Where do you find Fair Lady bikes that inexpensive? I sure wish there were some of those near me with those prices!


----------



## Rollo (Mar 10, 2022)

Dbike said:


> Where do you find Fair Lady bikes that inexpensive? I sure wish there were some of those near me with those prices!



Found this one on my local CL for $120 ...


----------



## Rollo (Mar 10, 2022)

... And I this one at a bike swap years ago when they weren't that sought after for $60 ...


----------



## StingrayRider (Mar 10, 2022)

A Slik Chik would be the way to go.


----------



## Dbike (Mar 10, 2022)

StingrayRider said:


> A Slik Chik would be the way to go.



I would consider a Slik Chik but those probably don't have the same "feel" as a Fair Lady.


----------



## Dbike (Mar 10, 2022)

Rollo said:


> Found this one on my local CL for $120 ...
> 
> View attachment 1585897



I do check craigslist regularly. Unfortunately, the asking prices in my area are quite a bit higher! Still, never can tell what shows up. The two you posted look quite good. Probably good that I prefer the Fair Lady over the boys' Stingray.


----------



## coasterbrakejunkie1969 (Mar 10, 2022)

Dbike said:


> I would consider a Slik Chik but those probably don't have the same "feel" as a Fair Lady.



There is no significant  difference in feel.


----------



## Rollo (Mar 10, 2022)

Dbike said:


> I do check craigslist regularly.

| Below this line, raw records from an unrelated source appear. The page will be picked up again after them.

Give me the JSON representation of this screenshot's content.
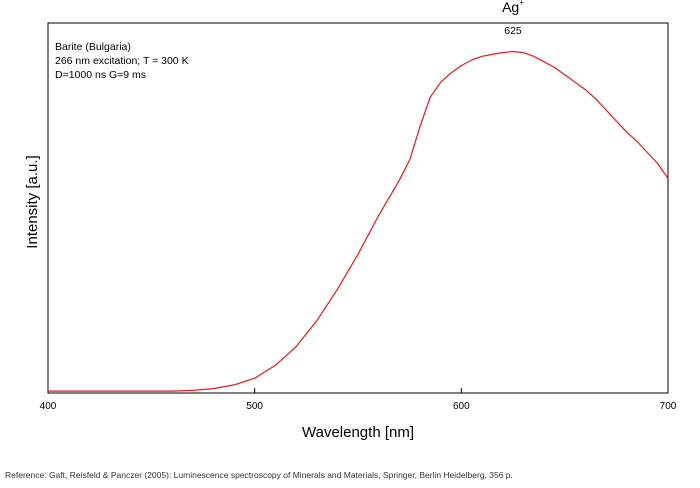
{
  "chart_data": {
    "type": "line",
    "title": "",
    "info_lines": [
      "Barite (Bulgaria)",
      "266 nm excitation; T = 300 K",
      "D=1000 ns G=9 ms"
    ],
    "xlabel": "Wavelength [nm]",
    "ylabel": "Intensity [a.u.]",
    "xlim": [
      400,
      700
    ],
    "ylim": [
      0,
      100
    ],
    "x_ticks": [
      400,
      500,
      600,
      700
    ],
    "y_ticks_visible": false,
    "grid": false,
    "legend": "none",
    "series": [
      {
        "color": "#e8191d",
        "x": [
          400,
          420,
          440,
          460,
          470,
          480,
          490,
          500,
          510,
          520,
          530,
          540,
          550,
          560,
          570,
          575,
          580,
          585,
          590,
          595,
          600,
          605,
          610,
          615,
          620,
          625,
          630,
          635,
          640,
          645,
          650,
          655,
          660,
          665,
          670,
          675,
          680,
          685,
          690,
          695,
          700
        ],
        "y": [
          0.5,
          0.5,
          0.5,
          0.5,
          0.7,
          1.2,
          2.2,
          4.0,
          7.5,
          12.5,
          19.5,
          28.0,
          37.5,
          48.0,
          57.5,
          63.0,
          72.0,
          80.0,
          84.0,
          86.5,
          88.5,
          90.0,
          91.0,
          91.5,
          92.0,
          92.3,
          92.0,
          91.0,
          89.5,
          88.0,
          86.0,
          84.0,
          82.0,
          79.5,
          76.5,
          73.5,
          70.5,
          68.0,
          65.0,
          62.0,
          58.0
        ]
      }
    ],
    "annotations": [
      {
        "label": "Ag",
        "superscript": "+",
        "x": 625,
        "y": 103
      },
      {
        "label": "625",
        "x": 625,
        "y": 97
      }
    ]
  },
  "reference": "Reference: Gaft, Reisfeld & Panczer (2005): Luminescence spectroscopy of Minerals and Materials, Springer, Berlin Heidelberg, 356 p."
}
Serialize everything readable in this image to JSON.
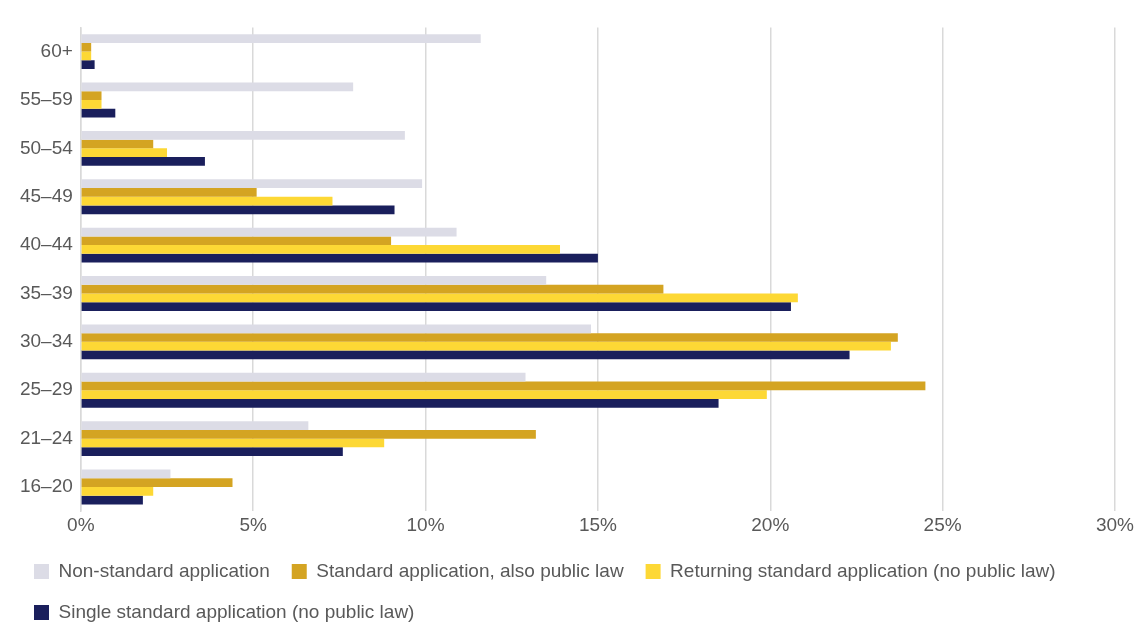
{
  "chart_data": {
    "type": "bar",
    "orientation": "horizontal",
    "categories": [
      "60+",
      "55–59",
      "50–54",
      "45–49",
      "40–44",
      "35–39",
      "30–34",
      "25–29",
      "21–24",
      "16–20"
    ],
    "series": [
      {
        "name": "Non-standard application",
        "color": "#dcdce6",
        "values": [
          11.6,
          7.9,
          9.4,
          9.9,
          10.9,
          13.5,
          14.8,
          12.9,
          6.6,
          2.6
        ]
      },
      {
        "name": "Standard application, also public law",
        "color": "#d4a422",
        "values": [
          0.3,
          0.6,
          2.1,
          5.1,
          9.0,
          16.9,
          23.7,
          24.5,
          13.2,
          4.4
        ]
      },
      {
        "name": "Returning standard application (no public law)",
        "color": "#fdd835",
        "values": [
          0.3,
          0.6,
          2.5,
          7.3,
          13.9,
          20.8,
          23.5,
          19.9,
          8.8,
          2.1
        ]
      },
      {
        "name": "Single standard application (no public law)",
        "color": "#1a1f5c",
        "values": [
          0.4,
          1.0,
          3.6,
          9.1,
          15.0,
          20.6,
          22.3,
          18.5,
          7.6,
          1.8
        ]
      }
    ],
    "xlim": [
      0,
      30
    ],
    "xticks": [
      {
        "value": 0,
        "label": "0%"
      },
      {
        "value": 5,
        "label": "5%"
      },
      {
        "value": 10,
        "label": "10%"
      },
      {
        "value": 15,
        "label": "15%"
      },
      {
        "value": 20,
        "label": "20%"
      },
      {
        "value": 25,
        "label": "25%"
      },
      {
        "value": 30,
        "label": "30%"
      }
    ],
    "grid": "x",
    "legend": "bottom"
  }
}
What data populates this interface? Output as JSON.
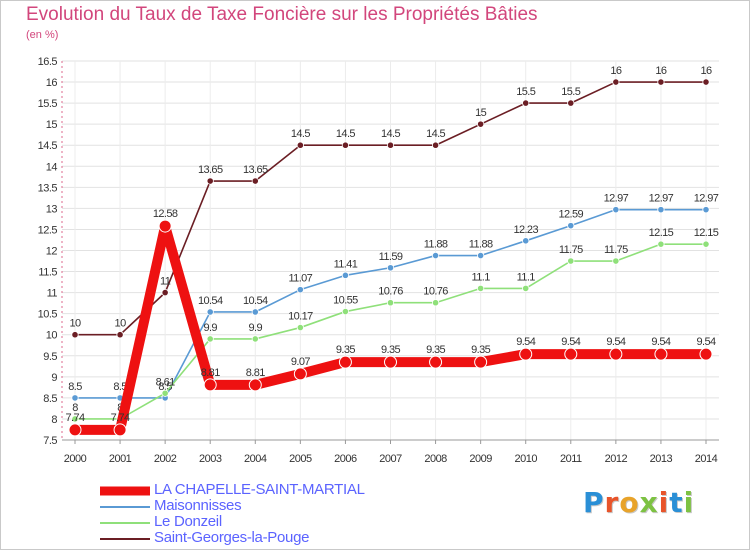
{
  "header": {
    "title": "Evolution du Taux de Taxe Foncière sur les Propriétés Bâties",
    "unit": "(en %)"
  },
  "chart_data": {
    "type": "line",
    "title": "Evolution du Taux de Taxe Foncière sur les Propriétés Bâties",
    "ylabel": "(en %)",
    "xlabel": "",
    "x": [
      2000,
      2001,
      2002,
      2003,
      2004,
      2005,
      2006,
      2007,
      2008,
      2009,
      2010,
      2011,
      2012,
      2013,
      2014
    ],
    "ylim": [
      7.5,
      16.5
    ],
    "yticks": [
      7.5,
      8,
      8.5,
      9,
      9.5,
      10,
      10.5,
      11,
      11.5,
      12,
      12.5,
      13,
      13.5,
      14,
      14.5,
      15,
      15.5,
      16,
      16.5
    ],
    "grid": true,
    "legend_position": "bottom-left",
    "series": [
      {
        "name": "Saint-Georges-la-Pouge",
        "color": "#6b1e24",
        "values": [
          10,
          10,
          11,
          13.65,
          13.65,
          14.5,
          14.5,
          14.5,
          14.5,
          15,
          15.5,
          15.5,
          16,
          16,
          16
        ],
        "labels": [
          "10",
          "10",
          "11",
          "13.65",
          "13.65",
          "14.5",
          "14.5",
          "14.5",
          "14.5",
          "15",
          "15.5",
          "15.5",
          "16",
          "16",
          "16"
        ]
      },
      {
        "name": "Maisonnisses",
        "color": "#5a9ad4",
        "values": [
          8.5,
          8.5,
          8.5,
          10.54,
          10.54,
          11.07,
          11.41,
          11.59,
          11.88,
          11.88,
          12.23,
          12.59,
          12.97,
          12.97,
          12.97
        ],
        "labels": [
          "8.5",
          "8.5",
          "8.5",
          "10.54",
          "10.54",
          "11.07",
          "11.41",
          "11.59",
          "11.88",
          "11.88",
          "12.23",
          "12.59",
          "12.97",
          "12.97",
          "12.97"
        ]
      },
      {
        "name": "Le Donzeil",
        "color": "#8fe07a",
        "values": [
          8,
          8,
          8.61,
          9.9,
          9.9,
          10.17,
          10.55,
          10.76,
          10.76,
          11.1,
          11.1,
          11.75,
          11.75,
          12.15,
          12.15
        ],
        "labels": [
          "8",
          "8",
          "8.61",
          "9.9",
          "9.9",
          "10.17",
          "10.55",
          "10.76",
          "10.76",
          "11.1",
          "11.1",
          "11.75",
          "11.75",
          "12.15",
          "12.15"
        ]
      },
      {
        "name": "LA CHAPELLE-SAINT-MARTIAL",
        "color": "#ee1111",
        "values": [
          7.74,
          7.74,
          12.58,
          8.81,
          8.81,
          9.07,
          9.35,
          9.35,
          9.35,
          9.35,
          9.54,
          9.54,
          9.54,
          9.54,
          9.54
        ],
        "labels": [
          "7.74",
          "7.74",
          "12.58",
          "8.81",
          "8.81",
          "9.07",
          "9.35",
          "9.35",
          "9.35",
          "9.35",
          "9.54",
          "9.54",
          "9.54",
          "9.54",
          "9.54"
        ]
      }
    ]
  },
  "legend": {
    "items": [
      {
        "label": "LA CHAPELLE-SAINT-MARTIAL",
        "color": "#ee1111"
      },
      {
        "label": "Maisonnisses",
        "color": "#5a9ad4"
      },
      {
        "label": "Le Donzeil",
        "color": "#8fe07a"
      },
      {
        "label": "Saint-Georges-la-Pouge",
        "color": "#6b1e24"
      }
    ]
  },
  "logo": {
    "text": [
      "P",
      "r",
      "o",
      "x",
      "i",
      "t",
      "i"
    ],
    "colors": [
      "#2a8fd6",
      "#e8542a",
      "#e8a32a",
      "#7dc242",
      "#e8542a",
      "#2a8fd6",
      "#7dc242"
    ]
  }
}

Unfortunately, the asking prices in my area are quite a bit higher! Still, never can tell what shows up. The two you posted look quite good. Probably good that I prefer the Fair Lady over the boys' Stingray.



I built and painted this candy purple one for my daughter 20 years ago ...


----------



## Dbike (Mar 10, 2022)

coasterbrakejunkie1969 said:


> There is no significant  difference in feel.



Aren't the frames smaller on the Slik Chik? It would be interesting to ride both and compare.


----------



## Dbike (Mar 10, 2022)

Rollo said:


> I built and painted this candy purple one for my daughter 20 years ago ...
> 
> View attachment 1586160



That looks in very good condition. Who rides it now?


----------



## Rollo (Mar 10, 2022)

Dbike said:


> That looks in very good condition. Who rides it now?



Hangs in the basement ...


----------



## Dbike (Mar 10, 2022)

Rollo said:


> Hangs in the basement ...



Oh, stored. I thought so. Good it is being preserved.


----------



## coasterbrakejunkie1969 (Mar 10, 2022)

Dbike said:


> Aren't the frames smaller on the Slik Chik? It would be interesting to ride both and compare.



Same bike Fairlady and Slik Chik, the  Lil Chik is smaller.


----------



## Dbike (Mar 10, 2022)

coasterbrakejunkie1969 said:


> Same bike Fairlady and Slik Chik, the  Lil Chik is smaller.



Okay, thank you. I knew one of those was smaller!


----------



## razinhellcustomz (Mar 12, 2022)

danfitz1 said:


> That's a $100 bike at best. Fair Lady is a pretty easy to find bicycle, even if you are looking for a clean original earlier one.



I had a pink 1970 Lil Chic that i got for practically little or nothing.. My buddy wanted to buy it , so i think it sold for $150.00.. I'd buy that for $250.00.. Good luck.. Razin..


----------